La voix de Maurice Béjart citant le président Léopold Sédar Senghor ("Sans ses ancêtres noirs, comment aurait-il pu faire un ballet comme Le Sacre du Printemps?") fait commencer le voyage au Sénégal où le corps de ballet masculin se déchaîne dans des sauts d'écart, des sauts carpés, des sissonnes réalisés avec une exceptionnelle souplesse, entraîné par la pétulante Catherine Zuasnabar au rythme de tambours et de cris. Nous allons ensuite au Sahara,en compagnie de six danseurs qui entrelacent leurs gestes saccadés de poses athlétiques, puis en Egypte où, sur un récital d'Oum Kalsoum, le mystérieux Julien Favreau, entouré de communiants en robes blanches qui l'ont cerné d'un rectangle de rubans, enseigne religieusement la danse du ventre à notre voyageur attentif.
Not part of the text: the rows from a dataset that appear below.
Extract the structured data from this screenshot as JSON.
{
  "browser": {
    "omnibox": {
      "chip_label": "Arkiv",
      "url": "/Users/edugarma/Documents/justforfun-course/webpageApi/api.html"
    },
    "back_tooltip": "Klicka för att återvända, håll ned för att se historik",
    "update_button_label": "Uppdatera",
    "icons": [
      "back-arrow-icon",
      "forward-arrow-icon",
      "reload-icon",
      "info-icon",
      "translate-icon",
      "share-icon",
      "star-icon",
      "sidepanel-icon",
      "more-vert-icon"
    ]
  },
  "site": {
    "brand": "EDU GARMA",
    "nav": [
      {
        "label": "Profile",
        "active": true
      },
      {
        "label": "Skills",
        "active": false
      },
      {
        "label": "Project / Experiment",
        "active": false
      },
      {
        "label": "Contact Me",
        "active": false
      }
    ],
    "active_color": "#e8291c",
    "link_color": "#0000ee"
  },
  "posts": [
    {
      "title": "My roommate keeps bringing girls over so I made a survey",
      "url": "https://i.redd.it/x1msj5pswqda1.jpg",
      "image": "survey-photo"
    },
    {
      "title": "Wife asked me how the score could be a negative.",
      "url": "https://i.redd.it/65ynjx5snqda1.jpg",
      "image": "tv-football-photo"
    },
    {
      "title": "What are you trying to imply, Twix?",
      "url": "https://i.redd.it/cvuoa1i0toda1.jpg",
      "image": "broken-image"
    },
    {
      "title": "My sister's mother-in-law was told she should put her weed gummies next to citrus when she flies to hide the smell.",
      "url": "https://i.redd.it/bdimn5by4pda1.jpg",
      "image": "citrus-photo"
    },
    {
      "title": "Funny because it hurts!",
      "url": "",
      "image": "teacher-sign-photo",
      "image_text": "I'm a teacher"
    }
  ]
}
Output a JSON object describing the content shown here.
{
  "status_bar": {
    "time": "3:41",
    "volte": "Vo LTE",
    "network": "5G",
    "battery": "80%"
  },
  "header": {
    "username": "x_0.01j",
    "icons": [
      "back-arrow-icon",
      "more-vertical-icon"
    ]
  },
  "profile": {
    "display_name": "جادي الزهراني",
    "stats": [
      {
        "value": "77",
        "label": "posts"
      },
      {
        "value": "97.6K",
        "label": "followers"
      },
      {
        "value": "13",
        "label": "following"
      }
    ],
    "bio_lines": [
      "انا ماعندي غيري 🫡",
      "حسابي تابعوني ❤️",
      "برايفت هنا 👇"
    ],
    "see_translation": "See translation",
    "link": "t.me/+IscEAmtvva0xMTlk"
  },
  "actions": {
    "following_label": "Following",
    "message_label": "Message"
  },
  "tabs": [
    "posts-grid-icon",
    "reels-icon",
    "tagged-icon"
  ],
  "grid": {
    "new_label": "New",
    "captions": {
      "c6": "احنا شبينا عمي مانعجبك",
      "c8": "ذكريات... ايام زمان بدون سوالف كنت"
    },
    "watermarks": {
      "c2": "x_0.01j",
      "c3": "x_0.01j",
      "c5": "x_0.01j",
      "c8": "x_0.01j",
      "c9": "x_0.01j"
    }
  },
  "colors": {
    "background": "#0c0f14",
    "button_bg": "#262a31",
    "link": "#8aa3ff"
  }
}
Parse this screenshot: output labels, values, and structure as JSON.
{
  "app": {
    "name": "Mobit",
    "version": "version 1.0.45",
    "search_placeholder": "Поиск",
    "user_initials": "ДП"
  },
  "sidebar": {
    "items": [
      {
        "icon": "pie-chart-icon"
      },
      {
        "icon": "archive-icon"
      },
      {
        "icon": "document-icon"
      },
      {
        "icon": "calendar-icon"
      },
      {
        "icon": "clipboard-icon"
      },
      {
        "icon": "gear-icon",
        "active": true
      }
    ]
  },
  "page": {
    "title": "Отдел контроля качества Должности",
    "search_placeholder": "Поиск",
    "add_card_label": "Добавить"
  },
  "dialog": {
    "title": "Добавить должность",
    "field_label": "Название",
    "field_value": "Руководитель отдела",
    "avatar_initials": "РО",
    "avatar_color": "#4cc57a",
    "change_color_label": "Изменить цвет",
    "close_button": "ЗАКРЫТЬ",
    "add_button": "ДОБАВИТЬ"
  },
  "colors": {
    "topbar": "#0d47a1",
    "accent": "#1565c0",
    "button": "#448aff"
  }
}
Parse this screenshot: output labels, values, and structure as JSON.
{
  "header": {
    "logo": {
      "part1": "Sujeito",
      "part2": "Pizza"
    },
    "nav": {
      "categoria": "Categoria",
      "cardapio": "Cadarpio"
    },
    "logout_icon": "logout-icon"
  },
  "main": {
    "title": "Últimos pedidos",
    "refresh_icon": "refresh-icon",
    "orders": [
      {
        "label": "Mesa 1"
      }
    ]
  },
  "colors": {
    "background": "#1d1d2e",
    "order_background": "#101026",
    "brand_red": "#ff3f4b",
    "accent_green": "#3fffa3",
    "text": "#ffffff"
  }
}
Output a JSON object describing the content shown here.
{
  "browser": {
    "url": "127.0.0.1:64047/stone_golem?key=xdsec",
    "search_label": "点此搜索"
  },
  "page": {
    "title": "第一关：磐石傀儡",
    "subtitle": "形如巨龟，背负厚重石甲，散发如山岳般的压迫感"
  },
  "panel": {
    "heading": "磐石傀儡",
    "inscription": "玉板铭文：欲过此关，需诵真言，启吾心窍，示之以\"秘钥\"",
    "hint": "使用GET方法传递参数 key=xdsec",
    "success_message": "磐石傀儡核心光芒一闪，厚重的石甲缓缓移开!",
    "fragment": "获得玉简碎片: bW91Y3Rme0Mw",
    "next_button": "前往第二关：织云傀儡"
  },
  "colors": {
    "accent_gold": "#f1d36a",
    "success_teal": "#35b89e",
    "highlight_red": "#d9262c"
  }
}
Un détour par la Grèce nous invite à admirer un solo d'Isadora Duncan réincarnée par Daria Ivanova,et, ballottés par les vagues de sa danse libre, nous voici soudain projetés, au son des mandolines et des concerti de Vivaldi, dans une Italie très colorée pour célébrer le génie de la danse académique et de la Commoedia dell' Arte avec deux polichinelles farceurs (Neel Jansen et Sidonie Fossé) qui se font une passerelle du dos de sept danseurs nobles, avant que ces derniers ne réalisent dans une parfaite géométrie de figures, d'admirables jetés en tournant, des temps de flèche et de brillantes élévations en ciseaux.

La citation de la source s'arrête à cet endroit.